20.

Crow sat in his rental car parked on a curb in the old town section of Paradise, where the houses crowded against the sidewalk. He had circled the block for more than an hour before a spot had opened up within view of the narrow old house on Sewall Street where Mrs. Franklin lived with her daughter. He sipped some coffee from a big paper cup. He wasn’t impatient. He had all the time necessary. No hurry. Crow couldn’t really remember ever being in a hurry.

A little after two in the afternoon, a big woman with a lot of coal-black hair came out of the house and started up the street. Her hair was a black that no Caucasian woman could achieve without chemical help. She probably wasn’t quite as heavy as she looked, but her breasts were so ponderous that they enlarged her. She wore large harlequin sunglasses.

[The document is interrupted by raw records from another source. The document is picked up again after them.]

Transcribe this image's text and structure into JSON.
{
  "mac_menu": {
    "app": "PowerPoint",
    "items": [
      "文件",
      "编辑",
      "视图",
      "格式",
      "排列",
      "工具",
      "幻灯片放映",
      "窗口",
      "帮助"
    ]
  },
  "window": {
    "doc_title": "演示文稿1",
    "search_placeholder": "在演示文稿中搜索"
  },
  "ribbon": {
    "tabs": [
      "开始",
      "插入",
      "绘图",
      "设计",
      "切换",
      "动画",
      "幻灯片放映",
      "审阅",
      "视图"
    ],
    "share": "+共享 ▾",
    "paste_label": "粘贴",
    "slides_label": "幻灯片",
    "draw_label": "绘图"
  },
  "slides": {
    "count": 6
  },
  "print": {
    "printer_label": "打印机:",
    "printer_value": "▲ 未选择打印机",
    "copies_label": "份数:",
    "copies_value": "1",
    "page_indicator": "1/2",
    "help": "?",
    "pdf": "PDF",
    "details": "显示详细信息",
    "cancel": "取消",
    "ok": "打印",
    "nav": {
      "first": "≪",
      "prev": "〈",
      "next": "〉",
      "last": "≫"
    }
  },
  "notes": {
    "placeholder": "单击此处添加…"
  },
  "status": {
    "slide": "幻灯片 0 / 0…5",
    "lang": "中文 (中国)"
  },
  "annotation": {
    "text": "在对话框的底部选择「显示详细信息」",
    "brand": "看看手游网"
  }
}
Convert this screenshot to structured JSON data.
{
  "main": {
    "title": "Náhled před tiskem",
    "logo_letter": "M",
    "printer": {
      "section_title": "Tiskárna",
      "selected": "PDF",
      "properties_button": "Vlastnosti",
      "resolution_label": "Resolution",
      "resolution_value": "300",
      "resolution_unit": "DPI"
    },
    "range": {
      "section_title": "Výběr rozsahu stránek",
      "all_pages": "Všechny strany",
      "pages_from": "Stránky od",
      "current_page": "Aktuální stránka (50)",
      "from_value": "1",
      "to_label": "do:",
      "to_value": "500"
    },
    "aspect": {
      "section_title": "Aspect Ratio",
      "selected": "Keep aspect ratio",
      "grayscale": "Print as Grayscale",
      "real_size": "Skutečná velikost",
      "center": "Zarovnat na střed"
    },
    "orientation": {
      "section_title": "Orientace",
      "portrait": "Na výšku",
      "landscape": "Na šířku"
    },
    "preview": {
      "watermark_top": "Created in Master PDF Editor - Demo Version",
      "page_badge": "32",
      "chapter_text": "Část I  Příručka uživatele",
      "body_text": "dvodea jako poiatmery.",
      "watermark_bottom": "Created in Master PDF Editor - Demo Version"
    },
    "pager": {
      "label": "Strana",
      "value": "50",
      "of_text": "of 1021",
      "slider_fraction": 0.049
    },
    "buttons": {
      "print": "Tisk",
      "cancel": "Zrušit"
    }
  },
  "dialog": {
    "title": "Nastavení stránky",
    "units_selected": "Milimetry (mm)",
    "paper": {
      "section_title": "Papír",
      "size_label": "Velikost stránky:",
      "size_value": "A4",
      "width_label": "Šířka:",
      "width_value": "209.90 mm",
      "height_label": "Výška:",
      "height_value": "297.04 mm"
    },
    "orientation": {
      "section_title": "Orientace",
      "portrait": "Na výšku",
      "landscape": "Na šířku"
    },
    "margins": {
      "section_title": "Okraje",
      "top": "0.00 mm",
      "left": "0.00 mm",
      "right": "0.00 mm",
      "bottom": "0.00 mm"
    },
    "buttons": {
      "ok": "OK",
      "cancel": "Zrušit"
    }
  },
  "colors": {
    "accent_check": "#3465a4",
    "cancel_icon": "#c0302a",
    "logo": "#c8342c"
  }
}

Crow took a photograph from his inside pocket and looked at it and then at the woman. Could be. She passed the car barely three feet from Crow. Up close, her face was puffy and reddish. She wore too much makeup, badly applied. She would be older now, and, of course, the picture was a glamour shot, designed to make her look as good as she could. She was blonde in the picture. But that was easily changed. Probably her.

Crow made no move to follow her. He simply sat. In about twenty minutes she came back carrying a paper bag. As she passed the car, Crow could see that the bag contained two six-packs of beer. She went back into her house and closed the door behind her. Crow sat. At about 3:50 the front door opened again and a girl came out. She, too, had very black hair. But hers had a candy-apple-red stripe in it. She used black lipstick and a lot of black makeup around her eyes. She had on a mesh tank top and cutoff denim shorts and black cowboy boots with a red dragon worked into the leather.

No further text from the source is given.